Lolita, 57-year-old orca, dies in captivity
Lolita, a Pacific Northwest-born orca who had been living in captivity for more than 50 years, died Friday, the Miami Seaquarium announced.
- Lolita, also known as Tokitae or Toki, was an endangered Southern Resident killer whale and the last of her kind in captivity, according to the National Oceanic and Atmospheric Administration.
Driving the news: Lolita, who was believed to be at least 57 years old, "started exhibiting serious signs of discomfort" in the two days before her death, the Seaquarium said in a post on Facebook.
- While a team quickly began aggressive medical treatment, it wasn't enough, and she died in the early afternoon "from what is believed to be a renal condition," the Seaquarium said.

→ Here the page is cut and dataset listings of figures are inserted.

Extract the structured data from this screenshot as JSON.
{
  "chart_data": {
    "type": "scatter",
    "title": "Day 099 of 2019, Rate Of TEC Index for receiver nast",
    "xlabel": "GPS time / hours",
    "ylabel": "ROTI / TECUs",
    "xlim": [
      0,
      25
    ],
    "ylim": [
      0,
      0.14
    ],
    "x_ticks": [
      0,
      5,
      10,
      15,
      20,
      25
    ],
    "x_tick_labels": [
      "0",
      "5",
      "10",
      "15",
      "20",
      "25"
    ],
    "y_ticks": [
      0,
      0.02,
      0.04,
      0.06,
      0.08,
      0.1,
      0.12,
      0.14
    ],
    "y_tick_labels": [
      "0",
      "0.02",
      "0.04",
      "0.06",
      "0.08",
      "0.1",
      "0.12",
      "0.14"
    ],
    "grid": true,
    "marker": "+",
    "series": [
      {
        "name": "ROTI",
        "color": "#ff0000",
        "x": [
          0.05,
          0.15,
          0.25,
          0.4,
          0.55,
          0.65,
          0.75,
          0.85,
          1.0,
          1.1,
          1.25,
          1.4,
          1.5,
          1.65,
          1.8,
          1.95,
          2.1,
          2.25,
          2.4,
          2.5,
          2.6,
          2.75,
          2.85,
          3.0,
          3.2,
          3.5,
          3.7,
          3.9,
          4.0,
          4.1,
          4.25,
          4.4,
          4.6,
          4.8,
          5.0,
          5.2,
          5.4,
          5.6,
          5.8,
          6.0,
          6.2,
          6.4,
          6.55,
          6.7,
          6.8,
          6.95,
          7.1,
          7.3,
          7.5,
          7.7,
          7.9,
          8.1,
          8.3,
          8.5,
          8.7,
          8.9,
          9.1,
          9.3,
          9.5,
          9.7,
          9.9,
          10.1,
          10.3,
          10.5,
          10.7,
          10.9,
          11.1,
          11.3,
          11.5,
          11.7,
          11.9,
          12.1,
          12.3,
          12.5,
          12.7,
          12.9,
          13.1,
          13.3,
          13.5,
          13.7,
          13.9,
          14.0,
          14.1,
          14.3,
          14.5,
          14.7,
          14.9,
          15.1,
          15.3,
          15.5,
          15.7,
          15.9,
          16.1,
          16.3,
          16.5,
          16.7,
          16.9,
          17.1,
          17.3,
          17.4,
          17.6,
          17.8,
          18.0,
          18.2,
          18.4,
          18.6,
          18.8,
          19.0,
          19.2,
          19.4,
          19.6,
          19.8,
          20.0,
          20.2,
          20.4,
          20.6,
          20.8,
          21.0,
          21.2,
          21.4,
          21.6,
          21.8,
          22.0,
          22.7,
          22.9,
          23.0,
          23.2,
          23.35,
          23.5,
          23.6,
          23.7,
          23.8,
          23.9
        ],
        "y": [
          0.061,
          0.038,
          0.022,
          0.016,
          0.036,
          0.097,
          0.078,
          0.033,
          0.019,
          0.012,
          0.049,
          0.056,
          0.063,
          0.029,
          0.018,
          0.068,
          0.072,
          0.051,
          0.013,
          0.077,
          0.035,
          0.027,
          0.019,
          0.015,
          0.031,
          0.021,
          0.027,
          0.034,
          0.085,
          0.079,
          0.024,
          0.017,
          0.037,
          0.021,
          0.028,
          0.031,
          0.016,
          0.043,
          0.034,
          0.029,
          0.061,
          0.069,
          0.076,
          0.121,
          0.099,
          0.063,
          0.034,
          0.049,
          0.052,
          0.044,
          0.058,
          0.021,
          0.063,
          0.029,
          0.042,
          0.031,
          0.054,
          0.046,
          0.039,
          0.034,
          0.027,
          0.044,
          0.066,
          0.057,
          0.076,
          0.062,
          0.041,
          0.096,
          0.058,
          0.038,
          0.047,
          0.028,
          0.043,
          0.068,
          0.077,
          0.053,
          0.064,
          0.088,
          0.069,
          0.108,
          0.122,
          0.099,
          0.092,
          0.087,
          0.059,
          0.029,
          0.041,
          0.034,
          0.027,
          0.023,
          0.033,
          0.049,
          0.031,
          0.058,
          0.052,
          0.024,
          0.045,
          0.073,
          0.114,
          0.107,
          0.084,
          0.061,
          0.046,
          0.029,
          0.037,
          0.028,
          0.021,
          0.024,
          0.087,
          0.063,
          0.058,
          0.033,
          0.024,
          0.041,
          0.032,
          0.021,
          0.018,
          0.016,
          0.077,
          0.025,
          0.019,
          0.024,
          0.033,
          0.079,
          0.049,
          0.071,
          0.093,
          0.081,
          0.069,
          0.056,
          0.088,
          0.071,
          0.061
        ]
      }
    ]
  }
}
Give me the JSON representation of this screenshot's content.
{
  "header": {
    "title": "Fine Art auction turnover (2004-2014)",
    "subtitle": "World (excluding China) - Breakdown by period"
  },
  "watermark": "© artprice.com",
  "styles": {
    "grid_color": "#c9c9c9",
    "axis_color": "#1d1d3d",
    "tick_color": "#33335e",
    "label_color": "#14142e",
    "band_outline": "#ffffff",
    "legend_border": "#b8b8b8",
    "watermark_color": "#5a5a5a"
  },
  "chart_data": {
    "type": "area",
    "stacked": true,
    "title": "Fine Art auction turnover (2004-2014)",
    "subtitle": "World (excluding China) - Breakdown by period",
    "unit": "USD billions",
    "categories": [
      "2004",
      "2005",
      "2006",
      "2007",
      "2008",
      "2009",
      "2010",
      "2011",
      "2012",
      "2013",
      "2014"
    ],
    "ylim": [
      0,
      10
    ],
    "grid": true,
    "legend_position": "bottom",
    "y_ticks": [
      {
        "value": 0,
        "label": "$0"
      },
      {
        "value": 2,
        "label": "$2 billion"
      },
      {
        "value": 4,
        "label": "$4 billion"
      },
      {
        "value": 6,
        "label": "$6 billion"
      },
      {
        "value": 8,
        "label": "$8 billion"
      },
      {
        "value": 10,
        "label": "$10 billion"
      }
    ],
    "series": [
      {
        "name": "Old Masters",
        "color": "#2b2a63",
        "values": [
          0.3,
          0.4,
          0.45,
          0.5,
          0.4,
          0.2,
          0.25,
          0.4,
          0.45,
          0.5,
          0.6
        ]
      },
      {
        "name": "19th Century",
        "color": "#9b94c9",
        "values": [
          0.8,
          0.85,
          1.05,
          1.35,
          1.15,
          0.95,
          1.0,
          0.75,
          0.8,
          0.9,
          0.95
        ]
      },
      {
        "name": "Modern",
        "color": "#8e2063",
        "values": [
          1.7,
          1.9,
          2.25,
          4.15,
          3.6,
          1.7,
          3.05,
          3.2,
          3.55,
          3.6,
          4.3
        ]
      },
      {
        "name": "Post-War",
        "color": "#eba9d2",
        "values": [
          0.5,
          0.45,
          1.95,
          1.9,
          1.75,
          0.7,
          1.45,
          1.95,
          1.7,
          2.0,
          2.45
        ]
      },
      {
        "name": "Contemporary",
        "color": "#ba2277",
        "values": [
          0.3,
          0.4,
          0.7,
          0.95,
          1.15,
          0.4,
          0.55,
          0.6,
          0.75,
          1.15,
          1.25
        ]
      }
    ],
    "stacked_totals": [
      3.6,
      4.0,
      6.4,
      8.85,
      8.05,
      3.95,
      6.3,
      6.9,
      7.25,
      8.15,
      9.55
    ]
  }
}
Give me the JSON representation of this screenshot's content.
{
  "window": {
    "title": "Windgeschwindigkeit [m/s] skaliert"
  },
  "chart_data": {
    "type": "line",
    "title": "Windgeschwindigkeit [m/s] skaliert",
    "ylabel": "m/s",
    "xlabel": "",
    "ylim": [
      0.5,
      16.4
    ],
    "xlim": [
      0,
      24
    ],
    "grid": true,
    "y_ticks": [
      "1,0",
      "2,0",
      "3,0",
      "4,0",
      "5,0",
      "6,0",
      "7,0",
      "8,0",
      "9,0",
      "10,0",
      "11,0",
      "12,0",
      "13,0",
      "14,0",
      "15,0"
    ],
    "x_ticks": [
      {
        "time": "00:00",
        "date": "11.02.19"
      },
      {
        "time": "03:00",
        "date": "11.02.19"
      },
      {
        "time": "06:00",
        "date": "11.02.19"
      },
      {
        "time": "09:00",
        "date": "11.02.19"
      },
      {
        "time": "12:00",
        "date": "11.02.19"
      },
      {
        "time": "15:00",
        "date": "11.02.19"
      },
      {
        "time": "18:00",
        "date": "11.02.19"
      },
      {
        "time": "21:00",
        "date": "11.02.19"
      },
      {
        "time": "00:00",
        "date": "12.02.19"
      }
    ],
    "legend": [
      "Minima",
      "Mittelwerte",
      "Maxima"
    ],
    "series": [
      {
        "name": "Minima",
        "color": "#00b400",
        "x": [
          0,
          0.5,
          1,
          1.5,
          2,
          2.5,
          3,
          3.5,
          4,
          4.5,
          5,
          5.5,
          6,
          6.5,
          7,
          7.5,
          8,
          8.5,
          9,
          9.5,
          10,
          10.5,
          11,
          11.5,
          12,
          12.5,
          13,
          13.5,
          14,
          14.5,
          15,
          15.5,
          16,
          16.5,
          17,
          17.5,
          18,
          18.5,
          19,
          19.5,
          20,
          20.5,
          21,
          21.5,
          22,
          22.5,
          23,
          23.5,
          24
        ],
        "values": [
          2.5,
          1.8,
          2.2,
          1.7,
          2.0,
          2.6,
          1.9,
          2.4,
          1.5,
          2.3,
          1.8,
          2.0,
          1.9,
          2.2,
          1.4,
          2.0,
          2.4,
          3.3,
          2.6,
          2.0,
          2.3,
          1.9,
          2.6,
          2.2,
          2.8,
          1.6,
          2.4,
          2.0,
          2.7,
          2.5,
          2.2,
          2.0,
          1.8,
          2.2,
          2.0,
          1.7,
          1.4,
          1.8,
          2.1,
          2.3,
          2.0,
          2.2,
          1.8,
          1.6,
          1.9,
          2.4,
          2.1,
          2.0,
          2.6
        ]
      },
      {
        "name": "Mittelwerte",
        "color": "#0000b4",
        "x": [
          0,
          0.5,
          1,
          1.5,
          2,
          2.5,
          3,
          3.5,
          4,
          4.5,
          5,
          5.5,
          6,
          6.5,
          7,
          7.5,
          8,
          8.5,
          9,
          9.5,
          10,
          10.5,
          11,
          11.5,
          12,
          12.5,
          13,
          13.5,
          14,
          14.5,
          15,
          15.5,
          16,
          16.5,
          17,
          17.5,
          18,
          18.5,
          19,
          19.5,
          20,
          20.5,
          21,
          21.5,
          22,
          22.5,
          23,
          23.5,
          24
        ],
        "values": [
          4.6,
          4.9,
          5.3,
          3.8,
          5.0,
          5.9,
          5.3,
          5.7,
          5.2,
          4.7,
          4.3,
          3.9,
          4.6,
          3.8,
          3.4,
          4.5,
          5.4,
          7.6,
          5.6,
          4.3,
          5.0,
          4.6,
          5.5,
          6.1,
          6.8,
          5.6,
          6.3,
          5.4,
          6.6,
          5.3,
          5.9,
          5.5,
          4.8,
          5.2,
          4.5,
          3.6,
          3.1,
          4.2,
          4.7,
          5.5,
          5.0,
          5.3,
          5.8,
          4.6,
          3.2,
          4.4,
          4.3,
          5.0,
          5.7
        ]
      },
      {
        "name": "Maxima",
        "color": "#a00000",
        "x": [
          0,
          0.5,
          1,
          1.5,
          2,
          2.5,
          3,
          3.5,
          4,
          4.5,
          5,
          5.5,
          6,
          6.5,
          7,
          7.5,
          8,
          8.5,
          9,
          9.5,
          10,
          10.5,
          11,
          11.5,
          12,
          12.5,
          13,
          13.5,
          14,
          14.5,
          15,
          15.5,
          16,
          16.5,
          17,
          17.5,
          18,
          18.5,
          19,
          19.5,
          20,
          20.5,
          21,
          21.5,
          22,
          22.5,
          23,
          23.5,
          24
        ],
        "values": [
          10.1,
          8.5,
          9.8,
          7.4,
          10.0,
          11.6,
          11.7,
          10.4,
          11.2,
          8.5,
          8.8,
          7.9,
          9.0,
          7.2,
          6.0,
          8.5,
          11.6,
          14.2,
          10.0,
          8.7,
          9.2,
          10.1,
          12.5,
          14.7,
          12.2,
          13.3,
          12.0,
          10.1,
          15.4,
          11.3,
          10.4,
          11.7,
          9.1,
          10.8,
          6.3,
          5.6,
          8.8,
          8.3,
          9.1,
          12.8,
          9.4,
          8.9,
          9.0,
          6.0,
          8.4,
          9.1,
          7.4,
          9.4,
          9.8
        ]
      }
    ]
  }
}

What they're saying: "Toki was an inspiration to all who had the fortune to hear her story and especially to the Lummi nation that considered her family. Those who have had the privilege to spend time with her will forever remember her beautiful spirit," the Seaquarium wrote.
Background: The population of Southern Resident killer whales has dropped to below 80, per NOAA.
- The species' numbers dropped partly due to the whales being captured for marine parks in the mid-1960s to mid-1970s, according to the agency
- Animal rights groups had long called for Lolita's release, pointing to reports of mistreatment and the 20-foot-deep tank they say can't suitably house a 5,000-pound creature, Axios' Miami's Martin Vassolo wrote in March.
- Some of Lolita's former trainers had petitioned against her relocation, however, fearing she wouldn't survive the journey.